Recensement des cygnes sur la Tamise : Colonies royales et déchets publics
Un nombre encourageant de cygnes tuberculés est éclipsé par la pollution croissante des voies navigables d'Angleterre.

Chaque juillet, la Tamise accueille un exercice administratif qui précède de loin l'État britannique moderne. Des hommes dans des skiffs traditionnels partent sur l'eau pour compter les cygnes. Il s'agit du « Swan Upping » annuel, un recensement particulier affirmant les droits de propriété de la Couronne et de deux anciennes compagnies d'artisans sur la population locale de cygnes tuberculés. C'est un spectacle de continuité. Pourtant, comme le démontre l'édition de juillet 2026, même une tradition du XIIe siècle ne peut échapper aux conséquences de la négligence publique contemporaine.

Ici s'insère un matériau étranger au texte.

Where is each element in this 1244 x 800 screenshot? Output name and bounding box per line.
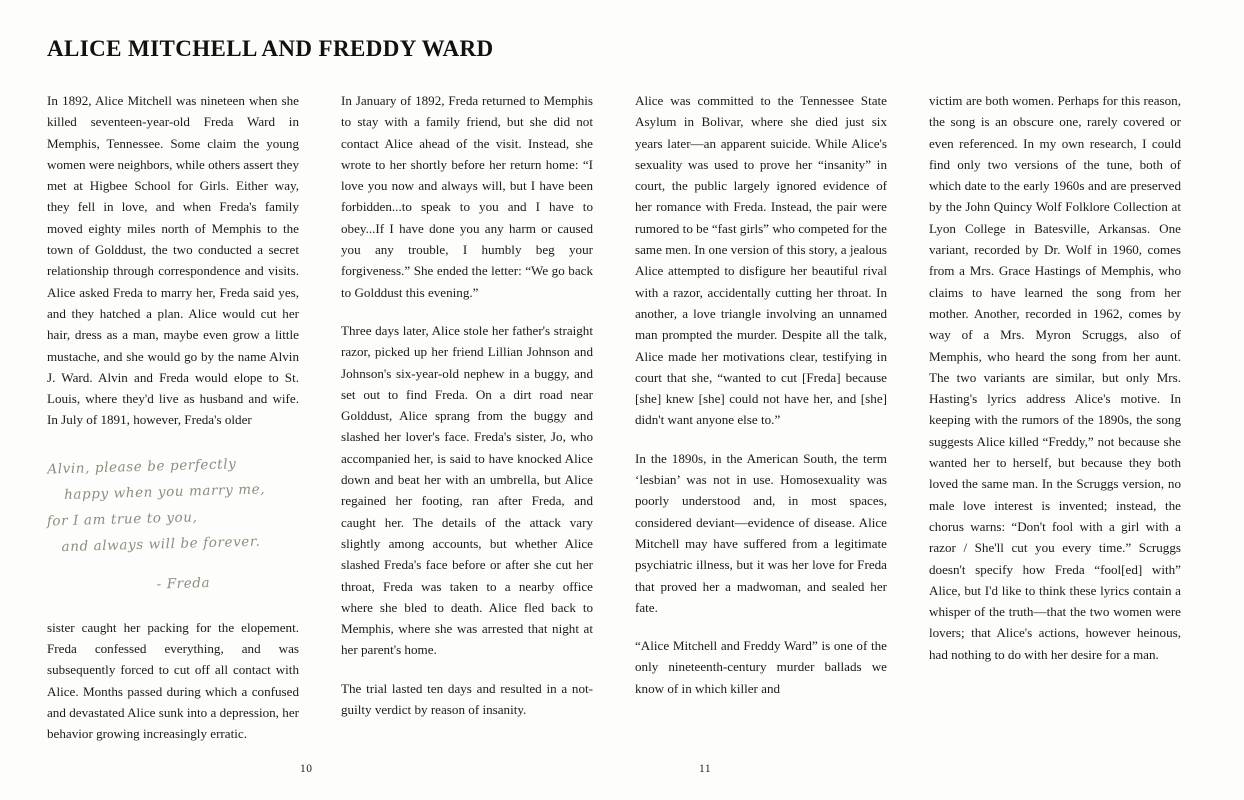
handwritten-line: Alvin, please be perfectly bbox=[47, 455, 237, 478]
handwritten-line: for I am true to you, bbox=[46, 509, 198, 530]
column-1 bbox=[47, 90, 299, 762]
paragraph: In the 1890s, in the American South, the term ‘lesbian’ was not in use. Homosexuality was poorly understood and, in most spaces, considered deviant—evidence of disease. Alice Mitchell may have suffered from a legitimate psychiatric illness, but it was her love for Freda that proved her a madwoman, and sealed her fate. bbox=[635, 450, 887, 615]
handwritten-line: happy when you marry me, bbox=[63, 481, 266, 503]
handwritten-note bbox=[45, 449, 301, 600]
column-4 bbox=[929, 90, 1181, 762]
paragraph: In January of 1892, Freda returned to Memphis to stay with a family friend, but she did not contact Alice ahead of the visit. Instead, she wrote to her shortly before her return home: “I love you now and always will, but I have been forbidden...to speak to you and I have to obey...If I have done you any harm or caused you any trouble, I humbly beg your forgiveness.” She ended the letter: “We go back to Golddust this evening.” bbox=[341, 93, 593, 300]
paragraph: The trial lasted ten days and resulted in a not-guilty verdict by reason of insanity. bbox=[341, 680, 593, 718]
paragraph: In 1892, Alice Mitchell was nineteen when she killed seventeen-year-old Freda Ward in Memphis, Tennessee. Some claim the young women were neighbors, while others assert they met at Higbee School for Girls. Either way, they fell in love, and when Freda's family moved eighty miles north of Memphis to the town of Golddust, the two conducted a secret relationship through correspondence and visits. Alice asked Freda to marry her, Freda said yes, and they hatched a plan. Alice would cut her hair, dress as a man, maybe even grow a little mustache, and she would go by the name Alvin J. Ward. Alvin and Freda would elope to St. Louis, where they'd live as husband and wife. In July of 1891, however, Freda's older bbox=[47, 93, 299, 428]
page-number-right: 11 bbox=[699, 763, 712, 775]
handwritten-signature: - Freda bbox=[156, 574, 211, 593]
paragraph: “Alice Mitchell and Freddy Ward” is one of the only nineteenth-century murder ballads we know of in which killer and bbox=[635, 638, 887, 696]
column-3 bbox=[635, 90, 887, 762]
text-columns bbox=[47, 90, 1197, 762]
paragraph: victim are both women. Perhaps for this reason, the song is an obscure one, rarely covered or even referenced. In my own research, I could find only two versions of the tune, both of which date to the early 1960s and are preserved by the John Quincy Wolf Folklore Collection at Lyon College in Batesville, Arkansas. One variant, recorded by Dr. Wolf in 1960, comes from a Mrs. Grace Hastings of Memphis, who claims to have learned the song from her mother. Another, recorded in 1962, comes by way of a Mrs. Myron Scruggs, also of Memphis, who heard the song from her aunt. The two variants are similar, but only Mrs. Hasting's lyrics address Alice's motive. In keeping with the rumors of the 1890s, the song suggests Alice killed “Freddy,” not because she wanted her to herself, but because they both loved the same man. In the Scruggs version, no male love interest is invented; instead, the chorus warns: “Don't fool with a girl with a razor / She'll cut you every time.” Scruggs doesn't specify how Freda “fool[ed] with” Alice, but I'd like to think these lyrics contain a whisper of the truth—that the two women were lovers; that Alice's actions, however heinous, had nothing to do with her desire for a man. bbox=[929, 93, 1181, 662]
page-number-left: 10 bbox=[300, 763, 313, 775]
paragraph: Three days later, Alice stole her father's straight razor, picked up her friend Lillian Johnson and Johnson's six-year-old nephew in a buggy, and set out to find Freda. On a dirt road near Golddust, Alice sprang from the buggy and slashed her lover's face. Freda's sister, Jo, who accompanied her, is said to have knocked Alice down and beat her with an umbrella, but Alice regained her footing, ran after Freda, and caught her. The details of the attack vary slightly among accounts, but whether Alice slashed Freda's face before or after she cut her throat, Freda was taken to a nearby office where she bled to death. Alice fled back to Memphis, where she was arrested that night at her parent's home. bbox=[341, 322, 593, 658]
column-2 bbox=[341, 90, 593, 762]
paragraph: sister caught her packing for the elopement. Freda confessed everything, and was subsequently forced to cut off all contact with Alice. Months passed during which a confused and devastated Alice sunk into a depression, her behavior growing increasingly erratic. bbox=[47, 619, 299, 742]
page-title: ALICE MITCHELL AND FREDDY WARD bbox=[47, 36, 494, 61]
paragraph: Alice was committed to the Tennessee State Asylum in Bolivar, where she died just six years later—an apparent suicide. While Alice's sexuality was used to prove her “insanity” in court, the public largely ignored evidence of her romance with Freda. Instead, the pair were rumored to be “fast girls” who competed for the same men. In one version of this story, a jealous Alice attempted to disfigure her beautiful rival with a razor, accidentally cutting her throat. In another, a love triangle involving an unnamed man prompted the murder. Despite all the talk, Alice made her motivations clear, testifying in court that she, “wanted to cut [Freda] because [she] knew [she] could not have her, and [she] didn't want anyone else to.” bbox=[635, 93, 887, 428]
handwritten-line: and always will be forever. bbox=[61, 533, 261, 555]
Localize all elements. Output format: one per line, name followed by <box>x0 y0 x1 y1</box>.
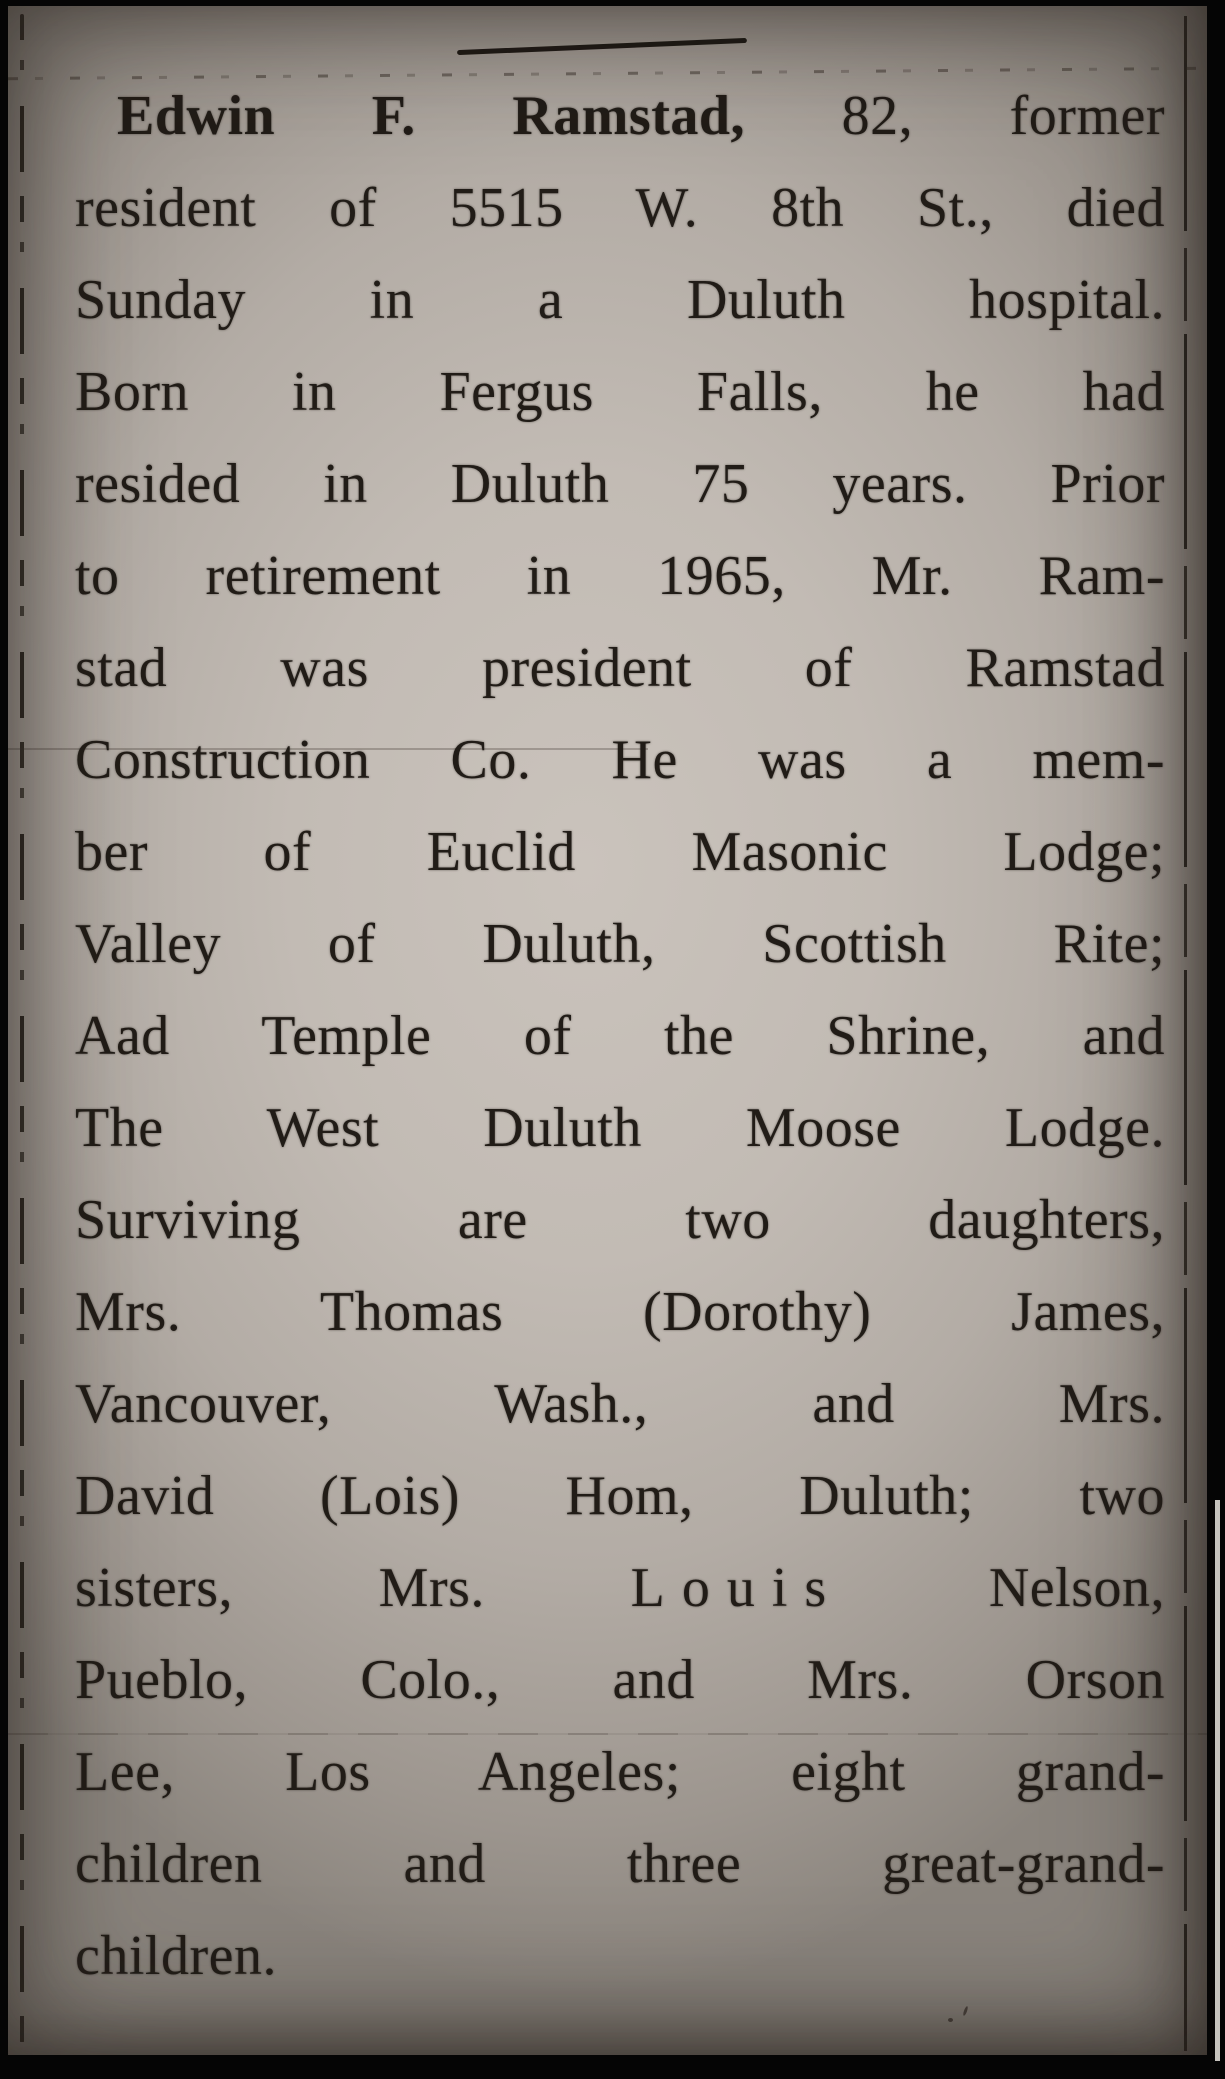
text-segment: Aad Temple of the Shrine, and <box>75 1005 1165 1067</box>
article-line <box>75 346 1165 438</box>
ink-speck <box>948 2018 953 2022</box>
text-segment: children and three great-grand- <box>75 1833 1165 1895</box>
article-line <box>75 714 1165 806</box>
article-line <box>75 622 1165 714</box>
text-segment: Louis <box>630 1557 844 1619</box>
article-line <box>75 1726 1165 1818</box>
text-segment: Valley of Duluth, Scottish Rite; <box>75 913 1165 975</box>
text-segment: Born in Fergus Falls, he had <box>75 361 1165 423</box>
article-line <box>75 70 1165 162</box>
newsprint-paper <box>8 6 1207 2055</box>
photo-edge-scratch <box>1215 1500 1220 2061</box>
article-line <box>75 990 1165 1082</box>
text-segment: Mrs. Thomas (Dorothy) James, <box>75 1281 1165 1343</box>
article-line <box>75 1358 1165 1450</box>
text-segment: sisters, Mrs. <box>75 1557 631 1619</box>
text-segment: The West Duluth Moose Lodge. <box>75 1097 1165 1159</box>
left-column-rule <box>20 14 24 2043</box>
right-column-rule <box>1184 16 1187 2051</box>
article-line <box>75 530 1165 622</box>
article-line <box>75 1542 1165 1634</box>
text-segment: Pueblo, Colo., and Mrs. Orson <box>75 1649 1165 1711</box>
text-segment: Vancouver, Wash., and Mrs. <box>75 1373 1165 1435</box>
text-segment: ber of Euclid Masonic Lodge; <box>75 821 1165 883</box>
article-line <box>75 162 1165 254</box>
text-segment: Lee, Los Angeles; eight grand- <box>75 1741 1165 1803</box>
article-line <box>75 806 1165 898</box>
article-line <box>75 1818 1165 1910</box>
article-line <box>75 1174 1165 1266</box>
article-line <box>75 898 1165 990</box>
article-line <box>75 438 1165 530</box>
article-line <box>75 1450 1165 1542</box>
text-segment: children. <box>75 1925 277 1987</box>
text-segment: Surviving are two daughters, <box>75 1189 1165 1251</box>
ink-speck <box>962 2006 968 2016</box>
text-segment: resided in Duluth 75 years. Prior <box>75 453 1165 515</box>
text-segment: Nelson, <box>843 1557 1166 1619</box>
obituary-text <box>75 70 1165 2002</box>
text-segment: 82, former <box>745 85 1165 147</box>
text-segment: Construction Co. He was a mem- <box>75 729 1165 791</box>
text-segment: resident of 5515 W. 8th St., died <box>75 177 1165 239</box>
text-segment: David (Lois) Hom, Duluth; two <box>75 1465 1165 1527</box>
text-segment: to retirement in 1965, Mr. Ram- <box>75 545 1165 607</box>
article-line <box>75 1082 1165 1174</box>
text-segment: stad was president of Ramstad <box>75 637 1165 699</box>
article-line <box>75 1634 1165 1726</box>
deceased-name: Edwin F. Ramstad, <box>117 85 746 147</box>
text-segment: Sunday in a Duluth hospital. <box>75 269 1165 331</box>
article-line <box>75 254 1165 346</box>
article-line <box>75 1910 1165 2002</box>
article-line <box>75 1266 1165 1358</box>
story-divider-rule <box>457 38 747 55</box>
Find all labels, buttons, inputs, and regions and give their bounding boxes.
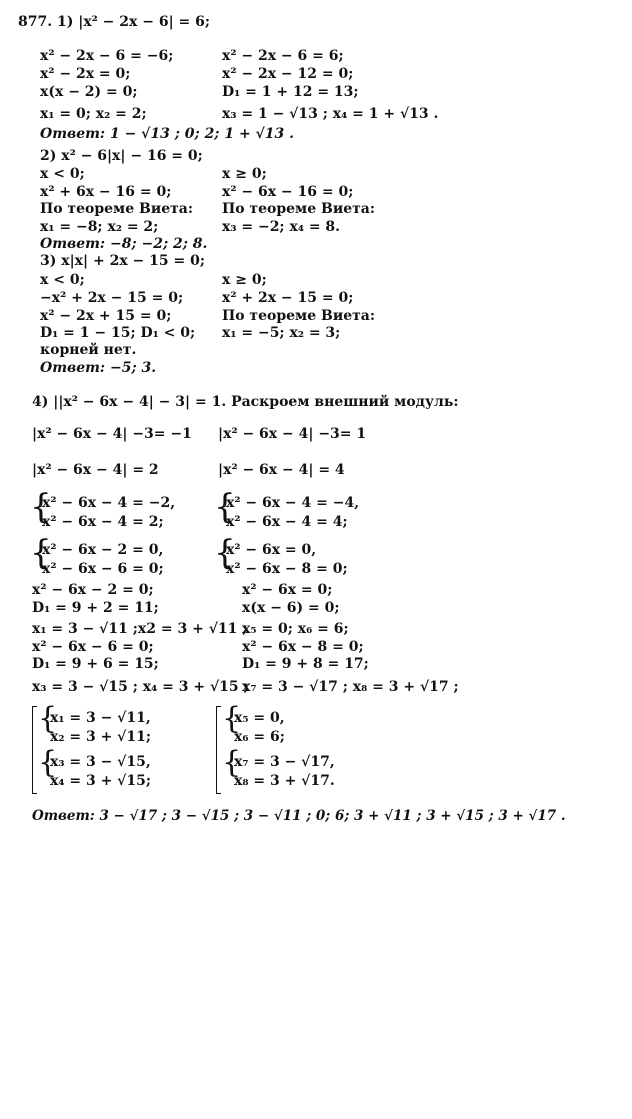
p4-eq2-right: |x² − 6x − 4| = 4 bbox=[218, 462, 345, 478]
brace-icon: { bbox=[222, 701, 242, 736]
p2-left-3: x₁ = −8; x₂ = 2; bbox=[40, 219, 159, 235]
p4-sys1-left-0: x² − 6x − 4 = −2, bbox=[42, 495, 176, 511]
p1-answer: Ответ: 1 − √13 ; 0; 2; 1 + √13 . bbox=[40, 126, 295, 142]
p4-roots-right-1: x₆ = 6; bbox=[234, 729, 285, 745]
p3-left-2: x² − 2x + 15 = 0; bbox=[40, 308, 172, 324]
p2-left-1: x² + 6x − 16 = 0; bbox=[40, 184, 172, 200]
p4-right-5: x₇ = 3 − √17 ; x₈ = 3 + √17 ; bbox=[242, 679, 459, 695]
p4-right-4: D₁ = 9 + 8 = 17; bbox=[242, 656, 369, 672]
p1-left-0: x² − 2x − 6 = −6; bbox=[40, 48, 174, 64]
brace-icon: { bbox=[30, 487, 52, 527]
p1-right-1: x² − 2x − 12 = 0; bbox=[222, 66, 354, 82]
p3-left-3: D₁ = 1 − 15; D₁ < 0; bbox=[40, 325, 196, 341]
p2-right-0: x ≥ 0; bbox=[222, 166, 267, 182]
p4-sys2-left-0: x² − 6x − 2 = 0, bbox=[42, 542, 164, 558]
p4-roots-right-2: x₇ = 3 − √17, bbox=[234, 754, 335, 770]
p2-answer: Ответ: −8; −2; 2; 8. bbox=[40, 236, 208, 252]
p4-roots-left-3: x₄ = 3 + √15; bbox=[50, 773, 152, 789]
p4-sys2-left-1: x² − 6x − 6 = 0; bbox=[42, 561, 164, 577]
p4-eq1-right: |x² − 6x − 4| −3= 1 bbox=[218, 426, 367, 442]
square-bracket-icon bbox=[216, 706, 221, 794]
p4-roots-left-1: x₂ = 3 + √11; bbox=[50, 729, 152, 745]
p3-answer: Ответ: −5; 3. bbox=[40, 360, 157, 376]
problem-header bbox=[18, 14, 210, 31]
part2-header: 2) x² − 6|x| − 16 = 0; bbox=[40, 148, 203, 164]
p2-right-3: x₃ = −2; x₄ = 8. bbox=[222, 219, 341, 235]
brace-icon: { bbox=[38, 745, 58, 780]
p4-answer: Ответ: 3 − √17 ; 3 − √15 ; 3 − √11 ; 0; 6; 3 + √11 ; 3 + √15 ; 3 + √17 . bbox=[32, 808, 566, 824]
p4-left-5: x₃ = 3 − √15 ; x₄ = 3 + √15 ; bbox=[32, 679, 249, 695]
square-bracket-icon bbox=[32, 706, 37, 794]
p4-left-1: D₁ = 9 + 2 = 11; bbox=[32, 600, 159, 616]
p4-sys1-left-1: x² − 6x − 4 = 2; bbox=[42, 514, 164, 530]
part1-header: 1) |x² − 2x − 6| = 6; bbox=[56, 14, 211, 30]
p4-roots-right-0: x₅ = 0, bbox=[234, 710, 285, 726]
p4-left-0: x² − 6x − 2 = 0; bbox=[32, 582, 154, 598]
brace-icon: { bbox=[38, 701, 58, 736]
p4-right-1: x(x − 6) = 0; bbox=[242, 600, 340, 616]
brace-icon: { bbox=[30, 533, 52, 573]
p1-left-2: x(x − 2) = 0; bbox=[40, 84, 138, 100]
p1-right-2: D₁ = 1 + 12 = 13; bbox=[222, 84, 359, 100]
p4-left-2: x₁ = 3 − √11 ;x2 = 3 + √11 ; bbox=[32, 621, 248, 637]
p4-right-3: x² − 6x − 8 = 0; bbox=[242, 639, 364, 655]
p4-sys2-right-0: x² − 6x = 0, bbox=[226, 542, 317, 558]
p3-right-3: x₁ = −5; x₂ = 3; bbox=[222, 325, 341, 341]
p2-left-0: x < 0; bbox=[40, 166, 85, 182]
p2-left-2: По теореме Виета: bbox=[40, 201, 194, 217]
p4-eq1-left: |x² − 6x − 4| −3= −1 bbox=[32, 426, 192, 442]
p4-left-3: x² − 6x − 6 = 0; bbox=[32, 639, 154, 655]
p2-right-1: x² − 6x − 16 = 0; bbox=[222, 184, 354, 200]
brace-icon: { bbox=[214, 533, 236, 573]
p4-roots-right-3: x₈ = 3 + √17. bbox=[234, 773, 335, 789]
p3-left-4: корней нет. bbox=[40, 342, 137, 358]
p4-sys2-right-1: x² − 6x − 8 = 0; bbox=[226, 561, 348, 577]
brace-icon: { bbox=[222, 745, 242, 780]
p1-left-3: x₁ = 0; x₂ = 2; bbox=[40, 106, 147, 122]
p3-left-0: x < 0; bbox=[40, 272, 85, 288]
part3-header: 3) x|x| + 2x − 15 = 0; bbox=[40, 253, 206, 269]
p4-right-2: x₅ = 0; x₆ = 6; bbox=[242, 621, 349, 637]
problem-number: 877. bbox=[18, 14, 53, 30]
p3-right-1: x² + 2x − 15 = 0; bbox=[222, 290, 354, 306]
p4-eq2-left: |x² − 6x − 4| = 2 bbox=[32, 462, 159, 478]
p3-left-1: −x² + 2x − 15 = 0; bbox=[40, 290, 184, 306]
p4-sys1-right-1: x² − 6x − 4 = 4; bbox=[226, 514, 348, 530]
p2-right-2: По теореме Виета: bbox=[222, 201, 376, 217]
p4-sys1-right-0: x² − 6x − 4 = −4, bbox=[226, 495, 360, 511]
p4-roots-left-0: x₁ = 3 − √11, bbox=[50, 710, 151, 726]
p4-right-0: x² − 6x = 0; bbox=[242, 582, 333, 598]
p1-left-1: x² − 2x = 0; bbox=[40, 66, 131, 82]
p4-roots-left-2: x₃ = 3 − √15, bbox=[50, 754, 151, 770]
p1-right-3: x₃ = 1 − √13 ; x₄ = 1 + √13 . bbox=[222, 106, 439, 122]
p3-right-2: По теореме Виета: bbox=[222, 308, 376, 324]
part4-header: 4) ||x² − 6x − 4| − 3| = 1. Раскроем внешний модуль: bbox=[32, 394, 459, 410]
p1-right-0: x² − 2x − 6 = 6; bbox=[222, 48, 344, 64]
p4-left-4: D₁ = 9 + 6 = 15; bbox=[32, 656, 159, 672]
p3-right-0: x ≥ 0; bbox=[222, 272, 267, 288]
brace-icon: { bbox=[214, 487, 236, 527]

La procession est récemment partie de l'écluse de Sunbury dans le Middlesex, s'engageant sur un parcours qui s'étend jusqu'au pont d'Abingdon dans l'Oxfordshire, entre le treize et le dix-sept juillet. Des représentants des compagnies des Vintners et des Dyers, aux côtés du chef marqueur des cygnes du roi Charles, David Barber, ont ramé le long de la rivière près de Staines. Leur tâche est simple mais laborieuse : attraper, peser et mesurer les jeunes cygnes locaux avant de les relâcher dans l'eau près du château de Windsor. Les données démographiques recueillies cette année offrent une dose d'optimisme bienvenue. Barber, qui a orchestré cet audit aquatique depuis 1993, a fait état de chiffres très encourageants pour la population de jeunes oiseaux.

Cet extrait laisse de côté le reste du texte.